The bank plans to raise money through a qualified institutional placement (QIP), where listed companies sell shares, fully and partly convertible debentures, or any security other than convertible warrants, to a qualified institutional buyer.

“The board has given the approval to raise up to Rs400 crore through a QIP before end October. We have appointed JM Financial as the merchant banker," said C.V.R. Rajendran, managing director and chief executive of Catholic Syrian Bank.

Mint reported on 25 July that the private sector lender was considering various fund-raising options including a QIP to raise short-term capital. It was even reconsidering a share sale, three years after it had filed a draft red herring prospectus.

Before the board approved the QIP, CSB was looking to sell 51% stake to Fairfax but the deal did not go through since the bank felt the offer was too low. According to another person familiar with the development who spoke under condition of anonymity, Vallabh Bhansali, chairman of Enam group on 23 May picked up a nearly 4% stake in the bank at a valuation of Rs160 per share, a 30% premium to CSB’s Rs123.5 per share book value at the end of March. This also values the bank at around Rs1,295 crore.

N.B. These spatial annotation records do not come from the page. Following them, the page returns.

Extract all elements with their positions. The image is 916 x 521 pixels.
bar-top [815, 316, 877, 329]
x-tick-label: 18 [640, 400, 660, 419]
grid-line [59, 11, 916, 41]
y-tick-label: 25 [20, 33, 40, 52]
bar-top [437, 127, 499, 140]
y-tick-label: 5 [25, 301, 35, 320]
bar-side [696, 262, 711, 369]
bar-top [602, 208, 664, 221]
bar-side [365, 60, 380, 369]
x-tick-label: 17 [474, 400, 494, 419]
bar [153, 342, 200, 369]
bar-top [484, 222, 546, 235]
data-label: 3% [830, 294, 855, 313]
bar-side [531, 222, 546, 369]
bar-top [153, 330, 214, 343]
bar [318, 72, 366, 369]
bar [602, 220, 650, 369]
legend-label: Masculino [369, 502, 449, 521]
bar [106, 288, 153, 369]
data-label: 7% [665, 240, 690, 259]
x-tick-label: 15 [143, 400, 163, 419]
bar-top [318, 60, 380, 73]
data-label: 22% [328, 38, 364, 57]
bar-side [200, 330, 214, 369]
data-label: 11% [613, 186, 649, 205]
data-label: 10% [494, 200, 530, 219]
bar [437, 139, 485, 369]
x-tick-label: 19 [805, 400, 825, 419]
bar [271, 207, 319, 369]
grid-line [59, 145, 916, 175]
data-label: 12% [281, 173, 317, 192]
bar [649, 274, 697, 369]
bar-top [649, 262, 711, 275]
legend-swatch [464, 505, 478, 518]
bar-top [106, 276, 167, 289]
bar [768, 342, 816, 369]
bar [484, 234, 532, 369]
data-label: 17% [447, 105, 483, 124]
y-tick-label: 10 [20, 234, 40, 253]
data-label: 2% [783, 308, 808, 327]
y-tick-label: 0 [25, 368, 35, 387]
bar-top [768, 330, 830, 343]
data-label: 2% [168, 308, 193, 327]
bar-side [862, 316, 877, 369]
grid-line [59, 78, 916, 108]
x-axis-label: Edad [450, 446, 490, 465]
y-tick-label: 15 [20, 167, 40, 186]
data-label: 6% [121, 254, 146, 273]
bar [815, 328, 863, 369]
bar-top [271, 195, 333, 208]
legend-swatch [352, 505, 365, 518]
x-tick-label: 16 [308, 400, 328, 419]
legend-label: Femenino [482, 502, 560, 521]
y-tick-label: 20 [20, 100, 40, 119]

“We would like to see three years of profitability before we go for an IPO. Meanwhile, we believe that fund-raising through QIP will help us meet the bank’s capital requirement for the next two years," Rajendran added. At the end of March, Catholic Syrian Bank had a capital adequacy ratio of 12.15%, higher than the 10.25% mandated by Basel-III norms. But it needs to beef up its capital position to grow its loan book faster than the 3.4% rate in 2016-17. The bank had reported two years of losses before showing a profit of Rs1.5 crore in 2016-17.

Catholic Syrian Bank’s QIP plans comes at a time when fund raising through this route has touched a record this year. Mint reported on 6 September that 18 companies raised Rs34,881.5 crore through QIPs so far this year. After this, Bajaj Finance raised nearly Rs4,500 crore through a QIP in early September, raising total QIPs to Rs38,681 crore, and beating the 2009 record of 54 companies raising Rs34,675.75 crore through this route.

Banking and financial services sector has seen the biggest QIPs, led by State Bank of India (SBI) and Kotak Mahindra Bank. Other banks that have tapped the QIP route this year include Yes Bank, Federal Bank, DCB Bank and United Bank of India, which have collectively raised close to Rs8,000 crore.